[그래프]DFS - 끝말 잇기

문제 출처: https://algospot.com/judge/problem/read/WORDCHAIN

문제: 

단어들이 주어질 때, 끝말 잇기 순서대로 나열하시오. 불가능하다면 IMPOSSIBLE 출력

예를들어, dog god dragon need 가 주어졌을 때, 끝말 잇기 가능한 순서는 dog god dragon need

풀이:

모든 알파벳을 정점으로 두고, 두 정점간의 관계를 단어의 첫글자와 마지막 글자와의 관계로 지정.

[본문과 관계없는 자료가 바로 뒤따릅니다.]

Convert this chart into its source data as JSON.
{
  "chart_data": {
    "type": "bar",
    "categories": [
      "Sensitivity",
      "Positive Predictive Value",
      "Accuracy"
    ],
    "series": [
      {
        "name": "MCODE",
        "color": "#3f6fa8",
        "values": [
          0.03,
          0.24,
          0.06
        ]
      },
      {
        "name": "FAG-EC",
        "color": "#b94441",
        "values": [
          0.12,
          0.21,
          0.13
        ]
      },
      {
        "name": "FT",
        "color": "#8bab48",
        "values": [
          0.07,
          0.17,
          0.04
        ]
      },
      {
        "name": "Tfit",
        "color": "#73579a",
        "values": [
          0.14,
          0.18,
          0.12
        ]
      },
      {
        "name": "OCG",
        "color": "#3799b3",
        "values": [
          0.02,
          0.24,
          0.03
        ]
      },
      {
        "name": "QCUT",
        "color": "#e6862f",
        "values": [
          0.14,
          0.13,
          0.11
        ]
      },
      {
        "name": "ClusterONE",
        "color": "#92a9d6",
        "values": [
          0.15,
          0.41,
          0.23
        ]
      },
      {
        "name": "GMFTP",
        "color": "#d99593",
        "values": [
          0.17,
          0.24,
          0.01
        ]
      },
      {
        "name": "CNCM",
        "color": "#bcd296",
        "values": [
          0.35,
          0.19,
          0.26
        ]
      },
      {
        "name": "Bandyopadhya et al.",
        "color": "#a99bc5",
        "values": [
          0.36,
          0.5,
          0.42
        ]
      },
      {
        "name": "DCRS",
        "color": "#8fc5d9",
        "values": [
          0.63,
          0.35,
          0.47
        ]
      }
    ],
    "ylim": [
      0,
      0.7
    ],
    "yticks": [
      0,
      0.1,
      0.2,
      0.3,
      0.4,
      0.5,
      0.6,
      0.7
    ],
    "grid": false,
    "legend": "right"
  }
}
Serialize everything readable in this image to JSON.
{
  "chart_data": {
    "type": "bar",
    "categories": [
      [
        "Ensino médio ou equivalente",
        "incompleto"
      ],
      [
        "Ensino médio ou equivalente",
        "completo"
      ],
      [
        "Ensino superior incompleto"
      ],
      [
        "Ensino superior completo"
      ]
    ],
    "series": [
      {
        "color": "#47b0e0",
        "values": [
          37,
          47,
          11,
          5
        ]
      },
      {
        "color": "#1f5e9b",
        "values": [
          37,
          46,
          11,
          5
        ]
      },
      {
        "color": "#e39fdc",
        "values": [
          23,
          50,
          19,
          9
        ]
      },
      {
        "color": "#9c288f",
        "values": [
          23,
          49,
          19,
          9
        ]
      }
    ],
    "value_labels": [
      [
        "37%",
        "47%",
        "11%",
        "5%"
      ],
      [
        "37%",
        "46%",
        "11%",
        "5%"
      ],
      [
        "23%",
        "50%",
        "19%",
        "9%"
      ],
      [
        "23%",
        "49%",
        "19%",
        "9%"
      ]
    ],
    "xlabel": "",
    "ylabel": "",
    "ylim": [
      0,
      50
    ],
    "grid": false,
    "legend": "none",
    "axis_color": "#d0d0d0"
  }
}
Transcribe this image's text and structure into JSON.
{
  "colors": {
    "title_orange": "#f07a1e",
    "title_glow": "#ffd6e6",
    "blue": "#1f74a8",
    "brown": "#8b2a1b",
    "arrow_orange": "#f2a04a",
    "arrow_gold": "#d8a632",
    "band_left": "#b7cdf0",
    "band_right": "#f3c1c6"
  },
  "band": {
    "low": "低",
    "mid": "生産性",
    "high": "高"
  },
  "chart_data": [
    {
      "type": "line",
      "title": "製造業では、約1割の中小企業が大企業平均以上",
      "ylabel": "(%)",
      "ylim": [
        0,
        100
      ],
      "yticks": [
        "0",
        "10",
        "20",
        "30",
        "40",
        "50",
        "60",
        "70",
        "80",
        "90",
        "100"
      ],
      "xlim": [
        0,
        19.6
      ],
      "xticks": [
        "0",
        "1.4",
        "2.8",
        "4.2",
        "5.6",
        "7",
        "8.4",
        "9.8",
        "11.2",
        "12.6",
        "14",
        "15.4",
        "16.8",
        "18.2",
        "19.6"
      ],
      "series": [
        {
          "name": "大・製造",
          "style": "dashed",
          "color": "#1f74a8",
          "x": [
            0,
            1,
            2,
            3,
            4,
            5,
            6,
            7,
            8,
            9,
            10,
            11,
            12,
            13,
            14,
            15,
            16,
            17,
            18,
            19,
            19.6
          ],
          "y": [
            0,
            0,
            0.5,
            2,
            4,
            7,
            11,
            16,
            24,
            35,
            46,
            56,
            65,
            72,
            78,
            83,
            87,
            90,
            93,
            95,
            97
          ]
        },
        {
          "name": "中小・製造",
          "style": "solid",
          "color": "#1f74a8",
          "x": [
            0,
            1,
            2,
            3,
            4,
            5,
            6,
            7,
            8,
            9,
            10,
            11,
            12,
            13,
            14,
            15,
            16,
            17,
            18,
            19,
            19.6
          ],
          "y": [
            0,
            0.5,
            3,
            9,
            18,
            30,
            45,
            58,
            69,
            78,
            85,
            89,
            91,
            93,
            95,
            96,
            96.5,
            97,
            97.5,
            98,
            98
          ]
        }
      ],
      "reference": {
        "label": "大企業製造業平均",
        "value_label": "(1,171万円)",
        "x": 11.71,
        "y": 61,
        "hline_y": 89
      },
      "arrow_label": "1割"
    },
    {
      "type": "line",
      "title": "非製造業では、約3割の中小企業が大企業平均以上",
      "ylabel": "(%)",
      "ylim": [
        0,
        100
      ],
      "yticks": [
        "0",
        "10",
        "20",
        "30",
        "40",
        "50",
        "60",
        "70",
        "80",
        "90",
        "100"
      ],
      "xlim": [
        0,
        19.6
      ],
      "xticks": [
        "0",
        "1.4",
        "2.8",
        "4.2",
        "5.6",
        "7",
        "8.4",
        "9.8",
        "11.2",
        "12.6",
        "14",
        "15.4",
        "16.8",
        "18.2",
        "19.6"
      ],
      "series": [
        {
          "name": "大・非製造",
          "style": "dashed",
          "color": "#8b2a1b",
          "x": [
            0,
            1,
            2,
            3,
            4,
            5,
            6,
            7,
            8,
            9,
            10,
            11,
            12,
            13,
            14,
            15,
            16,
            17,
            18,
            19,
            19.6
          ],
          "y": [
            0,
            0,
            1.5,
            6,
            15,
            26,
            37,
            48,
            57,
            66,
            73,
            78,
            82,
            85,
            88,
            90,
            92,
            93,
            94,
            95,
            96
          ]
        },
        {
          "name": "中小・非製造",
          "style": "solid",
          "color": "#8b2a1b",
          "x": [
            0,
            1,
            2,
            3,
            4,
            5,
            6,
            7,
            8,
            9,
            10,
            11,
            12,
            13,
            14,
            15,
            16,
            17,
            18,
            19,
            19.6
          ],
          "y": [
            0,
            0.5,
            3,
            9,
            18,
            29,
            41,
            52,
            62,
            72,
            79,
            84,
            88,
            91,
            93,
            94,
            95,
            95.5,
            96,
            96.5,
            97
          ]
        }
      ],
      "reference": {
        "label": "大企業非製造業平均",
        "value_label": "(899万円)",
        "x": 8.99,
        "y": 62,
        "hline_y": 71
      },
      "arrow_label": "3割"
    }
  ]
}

두 정점 사이의 간선은, 해당 알파벳을 첫문자와 마지막 문자로 하는 단어가 됨.

즉 위의 문제 예를 그래프로 표현하면,

프로그램 코드는 다음과 같다.

#include <stdio.h> //printf, scanf

#include <string.h> //strlen

#include <iostream> //cin, cout

#include <vector> //vector

#include <algorithm> //min, max

 

using namespace std;

vector<vector<int>> adj;

vector<string> graph[26][26];

vector<int> indegree, outdegree;

 

void getEulerCircuit(int u, vector<int>& circuit){

         for (int v = 0; v < adj.size(); ++v){

                  while (adj[u][v]>0){

                           adj[u][v]--;

                           getEulerCircuit(v, circuit);

                  }

         }

         circuit.push_back(u);

}

 

vector<int> getEulerTrailOrCircuit(){

         vector<int> circuit;

         for (int i = 0; i < 26; ++i){

                  if (outdegree[i] == indegree[i] + 1){

                           getEulerCircuit(i, circuit);

                           return circuit;

                  }

         }

 

         for (int i = 0; i < 26; ++i){

                  if (outdegree[i]){

                           getEulerCircuit(i,circuit);

                           return circuit;

                  }

         }

 

         return circuit;

}

 

 

void makeGraph(const vector<string>& words){

         for (int i = 0; i < 26; ++i){

                  for (int j = 0; j < 26; ++j){

                           graph[i][j].clear();

                  }

         }

         adj = vector<vector<int>>(26,vector<int>(26,0));

         indegree = outdegree = vector<int>(26, 0);

 

         for (int i = 0; i < words.size(); ++i){

                  int a = words[i][0] - 'a';

                  int b = words[i][words[i].size() - 1] - 'a';

                  graph[a][b].push_back(words[i]);

                  adj[a][b]++;

                  outdegree[a]++;

                  indegree[b]++;

         }

}

 

bool checkEuler(){

         int plus1 = 0, minus1 = 0;

         for (int i = 0; i < 26; ++i){

                  int delta = outdegree[i] - indegree[i];

                  if (delta < -1 || delta > 1) return false;

                  if (delta == 1) plus1++;

                  if (delta == -1) minus1++;

         }

         return (plus1 == 1 && minus1 == 1) || (plus1==0 && minus1==0);

}

 

string solve(const vector<string>& words){

         makeGraph(words);

         if (!checkEuler()) return "IMPOSSIBLE";

 

         vector<int> circuit = getEulerTrailOrCircuit();

         if (circuit.size() != words.size() + 1) return "IMPOSSIBLE";

 

         reverse(circuit.begin(), circuit.end());

         string ret;

         for (int i = 1; i < circuit.size(); ++i){

                  int a = circuit[i - 1], b = circuit[i];

                  if (ret.size()) ret += " ";

                  ret += graph[a][b].back();

                  graph[a][b].pop_back();

         }

         return ret;

}

 

int main(void){

         freopen("wordchain.txt", "r", stdin);

         setbuf(stdout, NULL);

 

         int C, N;

         cin >> C;

 

         for (int test = 1; test <= C; ++test){

                  cin >> N;

                 

                  vector<string> words = vector<string>(N);

                  char ch[11];

                  for (int i = 0; i < N; ++i){

                           getchar();                        

                           scanf("%s", ch);

                           words[i] = ch;

                  }

 

                  string str = solve(words);

                  printf("%s\n", str.c_str());

         }

         return 0;

}

입력파일

3

4

dog

god

dragon

need

3

aa

ab

bb

2

ab

cd

실행결과

dog god dragon need

aa ab bb

IMPOSSIBLE

계속하려면 아무 키나 누르십시오 . . .

-끝-